Bien vous accompagner, c’est aussi vous apporter des réponses claires sur le rachat d’une société.
Vous trouverez dans cette section les questions fréquentes concernant le processus d’acquisition et les points de vigilance lors de la reprise.
Comment acheter une entreprise ?
Acheter une entreprise suppose d’abord d’identifier une cible cohérente avec le projet de reprise. Les discussions préliminaires permettent d’évaluer l’intérêt de l’opération, puis une lettre d’intention peut être signée. L’acquéreur procède ensuite à des audits pour vérifier la situation juridique, fiscale, sociale, financière et opérationnelle de la société. Les documents contractuels sont négociés sur cette base, notamment le protocole d’acquisition, les garanties et les conditions de réalisation. L’opération se finalise au closing.
Qu’est-ce qu’une due diligence ?
La due diligence est un audit réalisé avant l’acquisition d’une société. Elle vise à comprendre précisément la situation de la cible et à détecter les risques pouvant affecter le prix, la structure de l’opération ou les garanties demandées. Elle porte souvent sur les contrats, les contentieux, les sujets sociaux, la propriété intellectuelle, la fiscalité et la gouvernance. Une due diligence bien menée permet d’acheter avec une vision plus claire et de négocier sur des bases objectives.
Pourquoi réaliser un audit juridique avant une acquisition ?
L’audit juridique permet d’identifier les risques qui ne ressortent pas toujours des informations commerciales ou financières. Il peut révéler des clauses contractuelles sensibles, des anomalies de gouvernance, des dépendances clients, des contentieux, des risques réglementaires ou des fragilités sur les actifs incorporels. Pour l’acquéreur, c’est un outil essentiel d’aide à la décision et de négociation.
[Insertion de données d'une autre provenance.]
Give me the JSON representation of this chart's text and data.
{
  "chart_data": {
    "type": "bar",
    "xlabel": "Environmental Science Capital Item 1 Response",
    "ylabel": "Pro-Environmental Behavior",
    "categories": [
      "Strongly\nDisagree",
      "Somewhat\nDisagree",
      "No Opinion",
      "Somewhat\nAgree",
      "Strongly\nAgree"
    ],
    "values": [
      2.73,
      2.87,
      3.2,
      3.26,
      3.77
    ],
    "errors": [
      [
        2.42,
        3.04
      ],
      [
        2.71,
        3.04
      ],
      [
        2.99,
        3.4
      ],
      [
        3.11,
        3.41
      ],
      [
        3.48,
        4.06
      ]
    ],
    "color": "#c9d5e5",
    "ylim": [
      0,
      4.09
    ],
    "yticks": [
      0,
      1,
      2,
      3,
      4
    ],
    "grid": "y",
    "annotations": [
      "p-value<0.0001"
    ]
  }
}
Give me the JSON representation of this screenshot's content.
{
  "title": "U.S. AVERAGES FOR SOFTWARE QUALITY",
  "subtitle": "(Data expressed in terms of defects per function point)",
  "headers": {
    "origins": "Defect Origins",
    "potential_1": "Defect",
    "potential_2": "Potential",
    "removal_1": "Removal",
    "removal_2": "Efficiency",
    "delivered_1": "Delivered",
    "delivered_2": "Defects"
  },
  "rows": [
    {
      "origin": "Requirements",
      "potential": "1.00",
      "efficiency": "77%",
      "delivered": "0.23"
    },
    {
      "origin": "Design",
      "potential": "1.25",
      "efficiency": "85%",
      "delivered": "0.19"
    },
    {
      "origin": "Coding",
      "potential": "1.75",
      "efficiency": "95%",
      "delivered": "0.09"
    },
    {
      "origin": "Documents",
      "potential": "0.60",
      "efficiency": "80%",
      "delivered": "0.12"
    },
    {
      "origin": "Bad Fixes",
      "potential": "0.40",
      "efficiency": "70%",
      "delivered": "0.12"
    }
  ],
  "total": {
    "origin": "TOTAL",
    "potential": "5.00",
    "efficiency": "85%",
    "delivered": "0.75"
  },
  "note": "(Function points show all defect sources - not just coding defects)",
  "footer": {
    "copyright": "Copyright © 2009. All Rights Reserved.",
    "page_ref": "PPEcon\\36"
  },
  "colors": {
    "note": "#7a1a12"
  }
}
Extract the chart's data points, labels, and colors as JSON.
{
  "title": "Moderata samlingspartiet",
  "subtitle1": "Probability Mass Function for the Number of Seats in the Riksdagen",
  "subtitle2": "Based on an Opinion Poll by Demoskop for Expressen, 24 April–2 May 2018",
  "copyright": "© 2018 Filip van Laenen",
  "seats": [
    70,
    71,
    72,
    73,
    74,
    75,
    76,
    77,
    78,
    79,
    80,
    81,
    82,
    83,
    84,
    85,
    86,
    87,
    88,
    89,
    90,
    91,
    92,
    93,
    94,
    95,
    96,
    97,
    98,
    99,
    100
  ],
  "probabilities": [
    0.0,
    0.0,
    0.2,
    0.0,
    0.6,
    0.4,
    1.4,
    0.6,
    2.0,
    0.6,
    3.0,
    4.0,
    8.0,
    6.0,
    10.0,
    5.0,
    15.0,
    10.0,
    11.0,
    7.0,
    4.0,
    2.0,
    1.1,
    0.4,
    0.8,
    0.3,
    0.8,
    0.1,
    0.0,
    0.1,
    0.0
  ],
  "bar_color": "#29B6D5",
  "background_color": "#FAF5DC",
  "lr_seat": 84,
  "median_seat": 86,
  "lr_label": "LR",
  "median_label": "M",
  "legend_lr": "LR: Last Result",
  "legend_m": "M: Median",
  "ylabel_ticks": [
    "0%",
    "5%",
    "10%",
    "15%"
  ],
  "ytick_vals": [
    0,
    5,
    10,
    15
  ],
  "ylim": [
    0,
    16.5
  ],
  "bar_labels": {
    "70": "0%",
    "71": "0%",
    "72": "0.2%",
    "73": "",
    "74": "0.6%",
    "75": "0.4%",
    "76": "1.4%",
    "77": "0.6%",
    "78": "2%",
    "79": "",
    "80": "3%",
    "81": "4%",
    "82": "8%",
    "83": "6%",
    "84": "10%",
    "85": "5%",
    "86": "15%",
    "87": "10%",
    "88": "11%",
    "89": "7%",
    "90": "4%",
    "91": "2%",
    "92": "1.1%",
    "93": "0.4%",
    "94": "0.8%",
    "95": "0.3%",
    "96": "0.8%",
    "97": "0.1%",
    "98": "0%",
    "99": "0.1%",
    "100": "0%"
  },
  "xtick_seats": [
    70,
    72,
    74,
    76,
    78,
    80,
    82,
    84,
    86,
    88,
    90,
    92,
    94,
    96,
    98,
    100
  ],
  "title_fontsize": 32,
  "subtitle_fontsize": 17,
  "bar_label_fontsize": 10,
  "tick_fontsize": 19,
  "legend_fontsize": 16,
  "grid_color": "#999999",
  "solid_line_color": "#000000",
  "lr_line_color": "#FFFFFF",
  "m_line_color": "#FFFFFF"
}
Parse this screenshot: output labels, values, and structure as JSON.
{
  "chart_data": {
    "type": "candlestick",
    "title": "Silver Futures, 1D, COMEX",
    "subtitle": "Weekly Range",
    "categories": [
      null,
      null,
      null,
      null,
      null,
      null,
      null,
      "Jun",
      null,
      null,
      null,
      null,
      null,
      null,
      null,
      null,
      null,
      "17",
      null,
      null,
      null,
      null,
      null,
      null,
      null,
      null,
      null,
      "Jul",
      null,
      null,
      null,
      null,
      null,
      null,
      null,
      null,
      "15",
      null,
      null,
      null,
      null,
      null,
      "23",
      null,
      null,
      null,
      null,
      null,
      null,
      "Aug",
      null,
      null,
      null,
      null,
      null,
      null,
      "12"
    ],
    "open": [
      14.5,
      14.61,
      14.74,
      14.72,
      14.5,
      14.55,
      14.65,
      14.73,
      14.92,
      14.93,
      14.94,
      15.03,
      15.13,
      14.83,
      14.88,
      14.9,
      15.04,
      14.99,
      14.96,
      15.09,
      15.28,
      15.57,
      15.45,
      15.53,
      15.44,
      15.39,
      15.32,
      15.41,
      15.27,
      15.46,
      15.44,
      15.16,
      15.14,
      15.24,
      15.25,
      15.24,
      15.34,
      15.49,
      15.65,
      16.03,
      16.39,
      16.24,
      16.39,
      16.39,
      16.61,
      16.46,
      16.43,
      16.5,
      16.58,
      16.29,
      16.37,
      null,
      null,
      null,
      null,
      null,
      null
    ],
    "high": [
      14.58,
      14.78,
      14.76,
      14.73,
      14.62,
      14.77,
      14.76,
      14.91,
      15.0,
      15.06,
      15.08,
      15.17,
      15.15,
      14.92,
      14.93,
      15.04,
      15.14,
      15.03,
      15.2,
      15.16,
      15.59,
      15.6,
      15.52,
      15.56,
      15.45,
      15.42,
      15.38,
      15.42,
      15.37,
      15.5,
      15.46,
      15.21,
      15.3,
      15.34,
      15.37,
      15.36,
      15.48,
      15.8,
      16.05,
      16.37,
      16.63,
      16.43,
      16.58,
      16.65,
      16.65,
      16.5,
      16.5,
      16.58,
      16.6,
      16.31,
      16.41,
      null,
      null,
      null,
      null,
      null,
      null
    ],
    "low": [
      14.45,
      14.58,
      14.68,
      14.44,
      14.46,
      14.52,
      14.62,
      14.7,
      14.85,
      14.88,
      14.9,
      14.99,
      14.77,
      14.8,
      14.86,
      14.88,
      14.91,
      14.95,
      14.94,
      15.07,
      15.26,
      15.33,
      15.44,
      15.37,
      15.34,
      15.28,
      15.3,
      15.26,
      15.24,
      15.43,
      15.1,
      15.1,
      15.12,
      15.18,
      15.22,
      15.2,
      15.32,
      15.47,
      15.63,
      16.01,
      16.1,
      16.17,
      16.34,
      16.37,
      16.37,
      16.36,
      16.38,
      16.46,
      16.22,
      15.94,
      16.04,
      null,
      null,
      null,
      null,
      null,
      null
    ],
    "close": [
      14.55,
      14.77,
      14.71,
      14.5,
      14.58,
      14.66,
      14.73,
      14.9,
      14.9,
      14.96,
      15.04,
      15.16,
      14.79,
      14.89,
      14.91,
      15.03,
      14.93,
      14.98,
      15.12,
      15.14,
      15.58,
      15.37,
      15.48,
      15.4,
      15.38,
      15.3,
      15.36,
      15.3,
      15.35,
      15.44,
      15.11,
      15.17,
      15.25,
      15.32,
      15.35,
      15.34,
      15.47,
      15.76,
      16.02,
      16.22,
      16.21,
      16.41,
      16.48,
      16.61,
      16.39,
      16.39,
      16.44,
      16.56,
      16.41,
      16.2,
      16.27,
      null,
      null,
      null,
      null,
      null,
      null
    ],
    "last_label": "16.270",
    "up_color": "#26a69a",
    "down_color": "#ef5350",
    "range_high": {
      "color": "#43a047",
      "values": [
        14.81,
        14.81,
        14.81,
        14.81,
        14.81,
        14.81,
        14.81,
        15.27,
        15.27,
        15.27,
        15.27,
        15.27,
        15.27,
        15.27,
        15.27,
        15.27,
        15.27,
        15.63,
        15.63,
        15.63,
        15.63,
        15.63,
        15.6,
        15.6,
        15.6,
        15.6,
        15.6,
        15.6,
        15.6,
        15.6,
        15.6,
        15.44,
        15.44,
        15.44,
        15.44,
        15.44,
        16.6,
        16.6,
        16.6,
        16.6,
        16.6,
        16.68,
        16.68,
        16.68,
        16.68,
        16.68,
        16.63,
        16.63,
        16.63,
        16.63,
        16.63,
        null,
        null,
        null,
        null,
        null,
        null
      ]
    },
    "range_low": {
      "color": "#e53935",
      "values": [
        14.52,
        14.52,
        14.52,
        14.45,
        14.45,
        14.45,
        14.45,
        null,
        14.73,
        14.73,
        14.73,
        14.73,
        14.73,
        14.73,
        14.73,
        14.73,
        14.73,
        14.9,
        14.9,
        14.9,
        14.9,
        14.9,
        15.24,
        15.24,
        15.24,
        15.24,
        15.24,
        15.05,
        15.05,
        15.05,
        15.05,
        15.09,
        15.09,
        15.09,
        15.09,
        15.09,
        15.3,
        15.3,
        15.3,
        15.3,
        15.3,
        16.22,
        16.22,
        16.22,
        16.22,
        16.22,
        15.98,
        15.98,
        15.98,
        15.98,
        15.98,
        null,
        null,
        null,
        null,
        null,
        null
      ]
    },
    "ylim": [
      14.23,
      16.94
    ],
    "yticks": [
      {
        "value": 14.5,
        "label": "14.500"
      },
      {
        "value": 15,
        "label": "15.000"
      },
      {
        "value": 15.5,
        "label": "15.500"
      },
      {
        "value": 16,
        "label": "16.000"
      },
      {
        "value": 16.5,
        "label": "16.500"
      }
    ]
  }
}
Qu’est-ce qu’un closing en M&A ?
Le closing correspond au moment où la transaction devient effective. C’est à cette date que les conditions suspensives ont été levées ou satisfaites, que les documents sont signés dans leur version finale, que le prix est réglé selon les modalités convenues et que les titres ou actifs sont transférés. Le closing marque donc l’exécution de l’opération.
Comment financer une acquisition d’entreprise ?
Le financement peut reposer sur des fonds propres, sur une dette bancaire ou sur une combinaison des deux. Selon les cas, des investisseurs financiers peuvent également participer à l’opération. Le schéma retenu dépend de la taille de l’acquisition, du profil de l’acquéreur, de la capacité d’endettement et des objectifs de gouvernance post-opération.
Quels sont les principaux risques pour l’acquéreur ?
L’acquéreur peut notamment découvrir après l’opération un passif non identifié, un litige sous-estimé, une dépendance économique forte, un problème de conformité ou une faiblesse contractuelle. C’est pourquoi la qualité des audits et la précision des garanties contractuelles sont déterminantes.
Faut-il signer une lettre d’intention avant les audits ?
Souvent oui, car la lettre d’intention permet d’organiser le processus. Elle fixe les bases économiques et juridiques de la discussion, prévoit l’éventuelle exclusivité et définit le calendrier de travail. Elle n’élimine pas le besoin de négociation, mais elle donne un cadre utile à l’opération.
Quel est le rôle d’un avocat dans une acquisition ?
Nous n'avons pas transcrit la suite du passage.